За время моего отсутствия мисс Мелори Фокса не убила, и мы с ним занялись делом.
- Ты знаешь эту леди? – спросил я тихо, поглядывая в ту сторону, где Норман знакомился с дамами.
Фокс кивнул.
- Мы ее похищали, - сообщил он.
- Зачем???
- Телеграфисты много секретов знают, - объяснил он. – Вот думали: увезем и порасспросим как следует. Она тогда к востоку от Литл-Рока работала…
- И что?
- А ничего, - признался Фокс. – Не ее надо было воровать, а парня из Льюисбурга. Парня ж можно избить, если он слов не понимает, а леди разве стукнуть можно? Да еще следить, чтобы Дан с дружками снасильничать не вздумали… Не, морока. Прям камень с плеч упал, когда ее янки обратно отбили.
- А миссис Уильямс ты откуда знаешь?
Фокс призадумался, а потом сказал решительно:
- Показалось. Просто похожа.
Что там толковал Норман мисс Мелори, я не знаю, но когда мы вернулись в дом, леди начала держаться с Фоксом помягче, а потом я и вовсе выкинул сложные отношения в нашем коллективе из головы, потому что надо было к празднику готовиться. Будь мы по-прежнему в доме вчетвером (ну еще и Дуглас со своим приятелем Бивером), так наверняка все было бы по-простому: много жратвы и выпивки. И все. Но тут наша контора была вроде как центром праздника на нашем краю Пото-авеню, а потому следовало соответствовать: соорудили в операционном зале длинный стол, Джемми с Джейком наспех сколотили лавки, потому сидеть было не на чем. Елку не ставили, потому что это немецкий обычай, а немцев на нашей улице пока не завелось. Правда, богатые господа начали заимствовать у немцев эту моду, но богатых господ на нашей улице тоже вроде не водилось. К тому же миссис де Туар вспомнила несколько кошмарных случаев, когда от свечек на елках загорались юбки на женщинах – в общем, мы по давнему обычаю обошлись венками из вечнозеленых веток, хотя, на мой взгляд, в этом было нечто траурное.

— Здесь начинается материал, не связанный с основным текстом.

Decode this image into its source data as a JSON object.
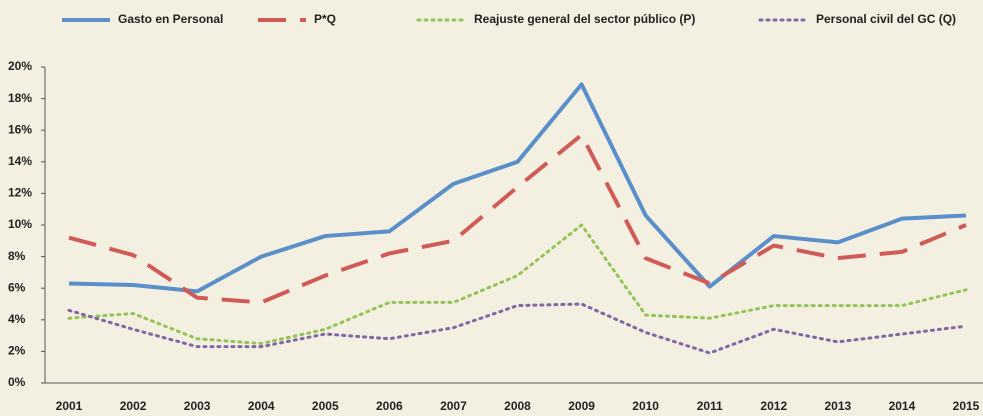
{
  "chart_data": {
    "type": "line",
    "categories": [
      "2001",
      "2002",
      "2003",
      "2004",
      "2005",
      "2006",
      "2007",
      "2008",
      "2009",
      "2010",
      "2011",
      "2012",
      "2013",
      "2014",
      "2015"
    ],
    "series": [
      {
        "name": "Gasto en Personal",
        "color": "#5b8fca",
        "dash": "solid",
        "values": [
          6.3,
          6.2,
          5.8,
          8.0,
          9.3,
          9.6,
          12.6,
          14.0,
          18.9,
          10.6,
          6.1,
          9.3,
          8.9,
          10.4,
          10.6
        ]
      },
      {
        "name": "P*Q",
        "color": "#d05a55",
        "dash": "dashed",
        "values": [
          9.2,
          8.1,
          5.4,
          5.1,
          6.8,
          8.2,
          9.0,
          12.4,
          15.7,
          7.9,
          6.3,
          8.7,
          7.9,
          8.3,
          10.0
        ]
      },
      {
        "name": "Reajuste general del sector público (P)",
        "color": "#92c456",
        "dash": "dotted",
        "values": [
          4.1,
          4.4,
          2.8,
          2.5,
          3.4,
          5.1,
          5.1,
          6.8,
          10.0,
          4.3,
          4.1,
          4.9,
          4.9,
          4.9,
          5.9
        ]
      },
      {
        "name": "Personal civil del GC (Q)",
        "color": "#8266a6",
        "dash": "dotted",
        "values": [
          4.6,
          3.4,
          2.3,
          2.3,
          3.1,
          2.8,
          3.5,
          4.9,
          5.0,
          3.2,
          1.9,
          3.4,
          2.6,
          3.1,
          3.6
        ]
      }
    ],
    "ylim": [
      0,
      20
    ],
    "yticks": [
      {
        "value": 0,
        "label": "0%"
      },
      {
        "value": 2,
        "label": "2%"
      },
      {
        "value": 4,
        "label": "4%"
      },
      {
        "value": 6,
        "label": "6%"
      },
      {
        "value": 8,
        "label": "8%"
      },
      {
        "value": 10,
        "label": "10%"
      },
      {
        "value": 12,
        "label": "12%"
      },
      {
        "value": 14,
        "label": "14%"
      },
      {
        "value": 16,
        "label": "16%"
      },
      {
        "value": 18,
        "label": "18%"
      },
      {
        "value": 20,
        "label": "20%"
      }
    ],
    "grid": false,
    "legend": "top"
  }
}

Дел до рождества надо было переделать еще много, занятий всем хватило. Дуглас с Фоксом доделывали межкомнатные перегородки, мы с Бивером устанавливали печи, кровати, наводили хоть самый приблизительный порядок. Норман засел было читать, что там начальство за эти недели прислало, потом плюнул, прошелся по улице посмотреть новостройки и, если получится, познакомиться с новыми соседями, и вернулся с известием, что около будущей столовой есть уже вполне настоящая цирюльня-баня-прачечная, и он договорился, что воды нагреют на нас на всех. Он велел Джейку собрать наше грязное бельишко и отнести прачке, пусть простирнет и подсушит что успеет, чтобы нам рождество встречать в чистом. После чего Норман дезертировал с трудового фронта, заявив, что ему уже надоело мыться из чайника, и он страстно мечтает принять ванну – и мечта его через несколько минут исполнится!
Когда подошел мой черед мыться, я обнаружил, что здешняя баня – это три дощатые кабинки за цирюльней, куда за десять центов принесут ведро горячей воды, и комнатка классом выше, где за доллар можно было полежать в настоящей ванне. И да, горячая ванна – это настоящее блаженство, а чистое и свежеотуюженное белье – это настоящий праздничный подарок.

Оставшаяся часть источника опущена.